We use the plot of \(\mbox{log}\big\{-\mbox{log}\,S(t)\big\}\) against \(t\) to check the proportional hazards assumptions as follows:
y1 <- log(-log(est_km1$surv))
y2 <- log(-log(est_km2$surv))
t1 <- est_km1$time
t2 <- est_km2$time
ggplot() +
geom_step(aes(x = t1, y = y1, color = "35<=age<55"), size = 1) +
geom_step(aes(x = t2, y = y2, color = "age>=55"), size = 1) +
labs(title = "Kaplan-Meier estimate in the log{log[S(t)]}", x = "Time", y = "log{-log[S(t)]}") +
theme(plot.title = element_text(hjust = 0.5, size = 13), axis.title = element_text(size = 14),
axis.text.x = element_text(size = 11), axis.text.y = element_text(size = 12))

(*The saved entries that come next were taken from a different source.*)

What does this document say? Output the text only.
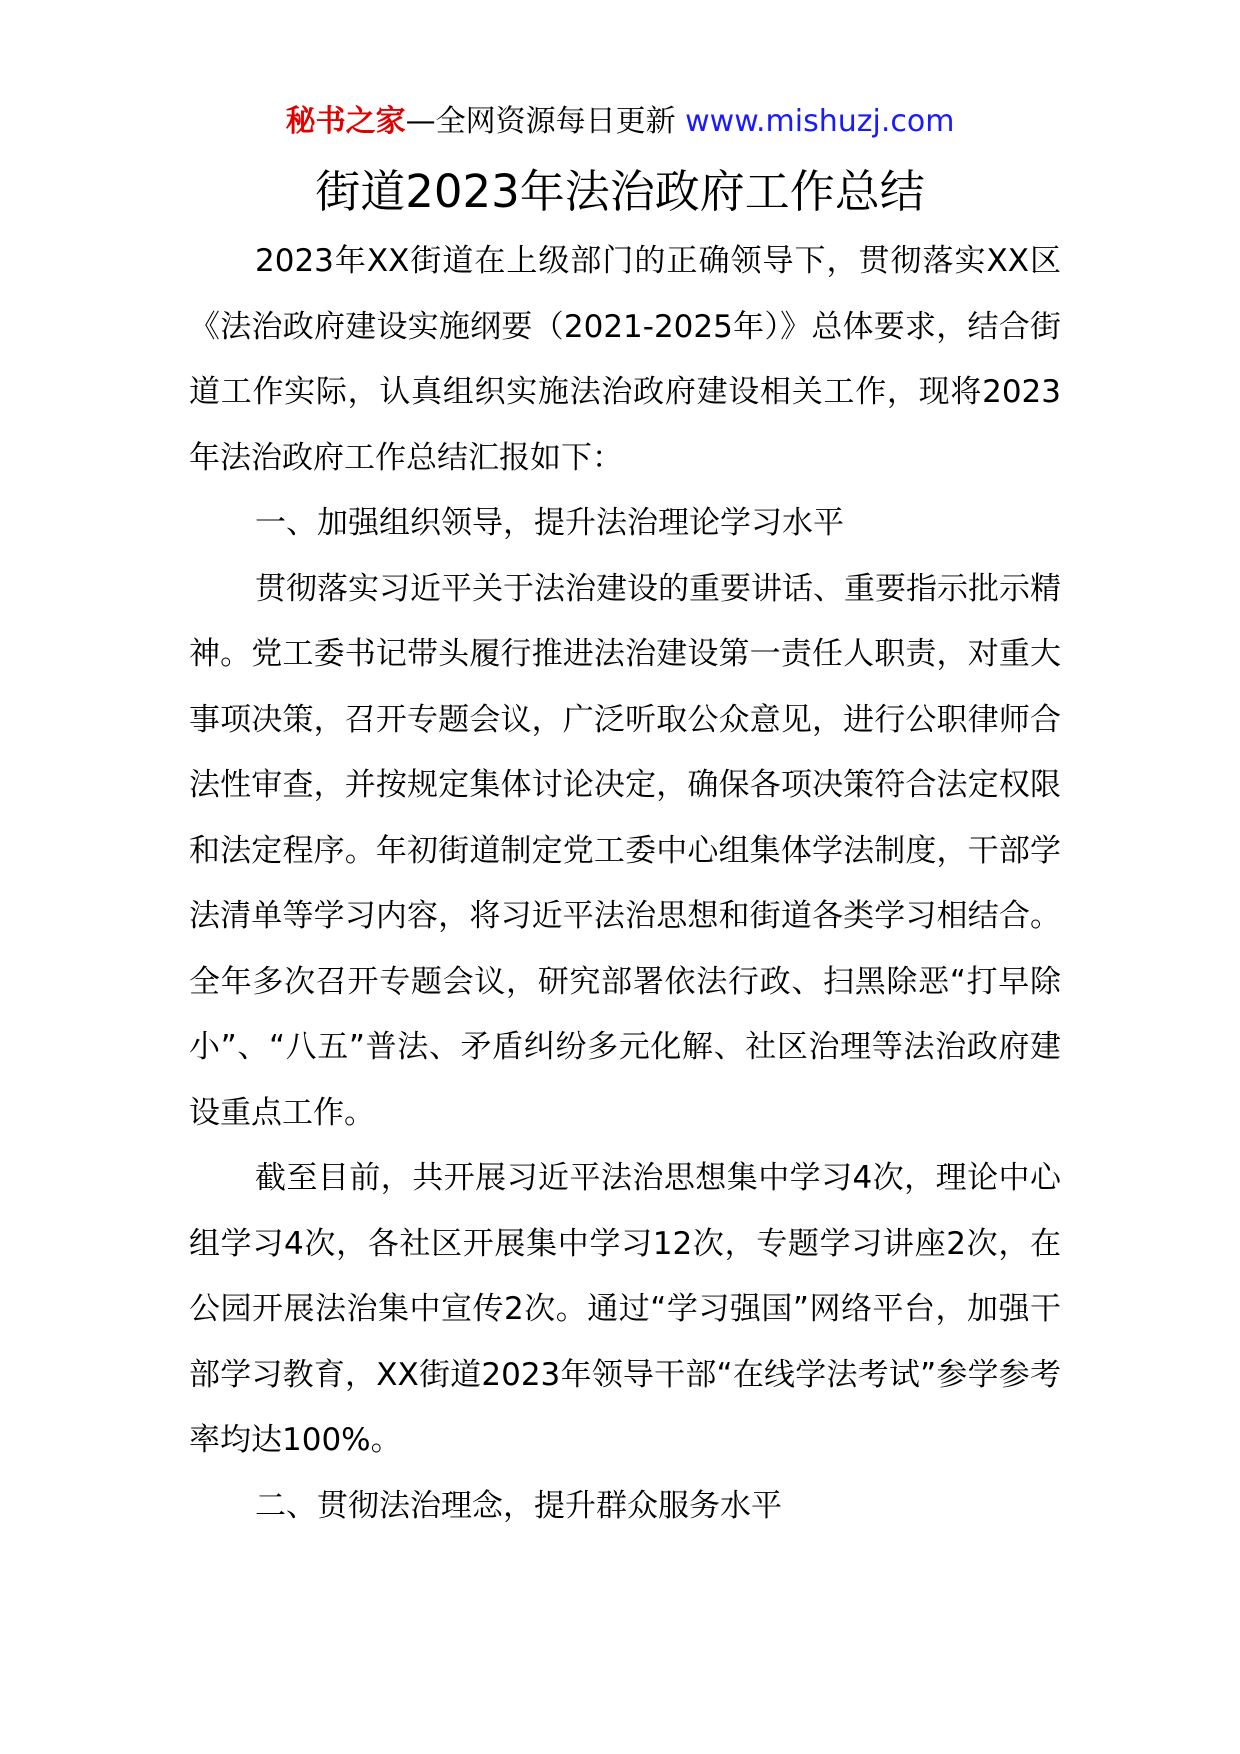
秘书之家—全网资源每日更新 www.mishuzj.com
街道2023年法治政府工作总结

2023年XX街道在上级部门的正确领导下，贯彻落实XX区《法治政府建设实施纲要（2021-2025年）》总体要求，结合街道工作实际，认真组织实施法治政府建设相关工作，现将2023年法治政府工作总结汇报如下：

一、加强组织领导，提升法治理论学习水平

贯彻落实习近平关于法治建设的重要讲话、重要指示批示精神。党工委书记带头履行推进法治建设第一责任人职责，对重大事项决策，召开专题会议，广泛听取公众意见，进行公职律师合法性审查，并按规定集体讨论决定，确保各项决策符合法定权限和法定程序。年初街道制定党工委中心组集体学法制度，干部学法清单等学习内容，将习近平法治思想和街道各类学习相结合。全年多次召开专题会议，研究部署依法行政、扫黑除恶“打早除小”、“八五”普法、矛盾纠纷多元化解、社区治理等法治政府建设重点工作。

截至目前，共开展习近平法治思想集中学习4次，理论中心组学习4次，各社区开展集中学习12次，专题学习讲座2次，在公园开展法治集中宣传2次。通过“学习强国”网络平台，加强干部学习教育，XX街道2023年领导干部“在线学法考试”参学参考率均达100%。

二、贯彻法治理念，提升群众服务水平
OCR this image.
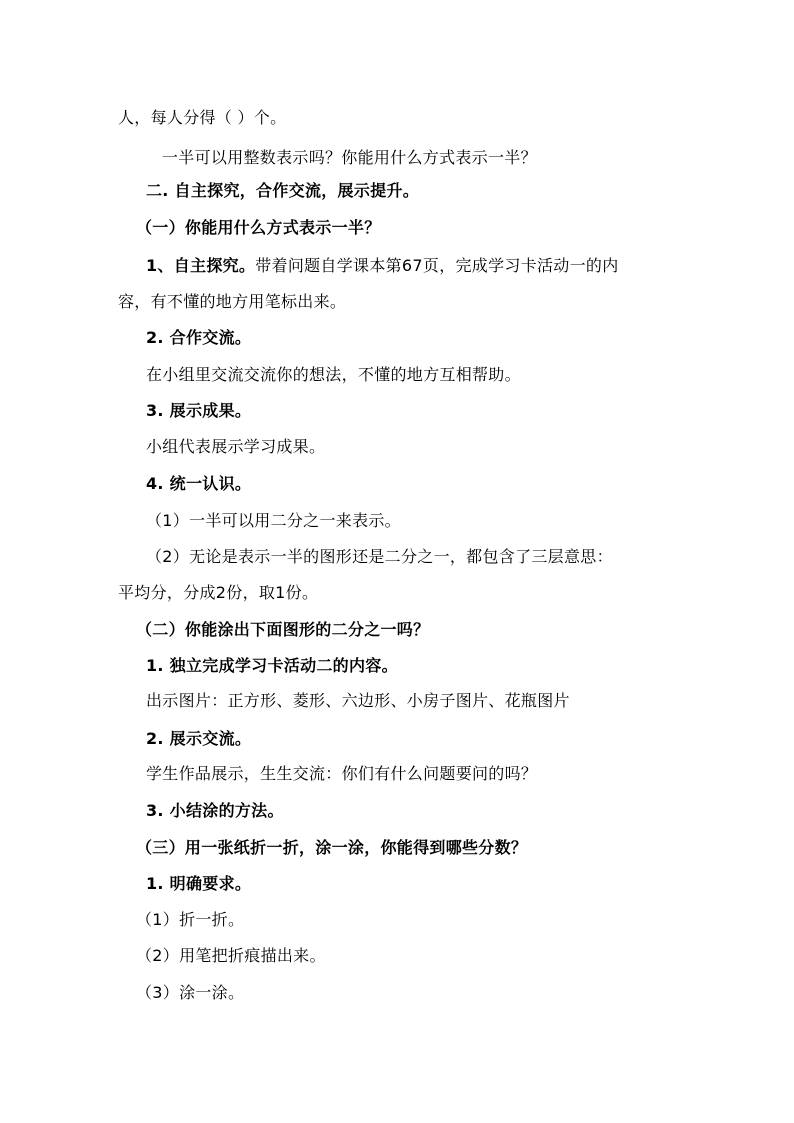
人，每人分得（ ）个。
一半可以用整数表示吗？你能用什么方式表示一半？
二. 自主探究，合作交流，展示提升。
（一）你能用什么方式表示一半？
1、自主探究。带着问题自学课本第67页，完成学习卡活动一的内
容，有不懂的地方用笔标出来。
2. 合作交流。
在小组里交流交流你的想法，不懂的地方互相帮助。
3. 展示成果。
小组代表展示学习成果。
4. 统一认识。
（1）一半可以用二分之一来表示。
（2）无论是表示一半的图形还是二分之一，都包含了三层意思：
平均分，分成2份，取1份。
（二）你能涂出下面图形的二分之一吗？
1. 独立完成学习卡活动二的内容。
出示图片：正方形、菱形、六边形、小房子图片、花瓶图片
2. 展示交流。
学生作品展示，生生交流：你们有什么问题要问的吗？
3. 小结涂的方法。
（三）用一张纸折一折，涂一涂，你能得到哪些分数？
1. 明确要求。
（1）折一折。
（2）用笔把折痕描出来。
（3）涂一涂。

## Warning: Using `size` aesthetic for lines was deprecated in ggplot2 3.4.0.
## ℹ Please use `linewidth` instead.
## This warning is displayed once every 8 hours.
## Call `lifecycle::last_lifecycle_warnings()` to see where this warning was
## generated.
According to the plot above, we find that the two curves demonstrate constant vertical shift, which indicates the proportional hazards assumption is valid. Therefore, the Cox model is appropriate to compare the survival times of the two groups of patients.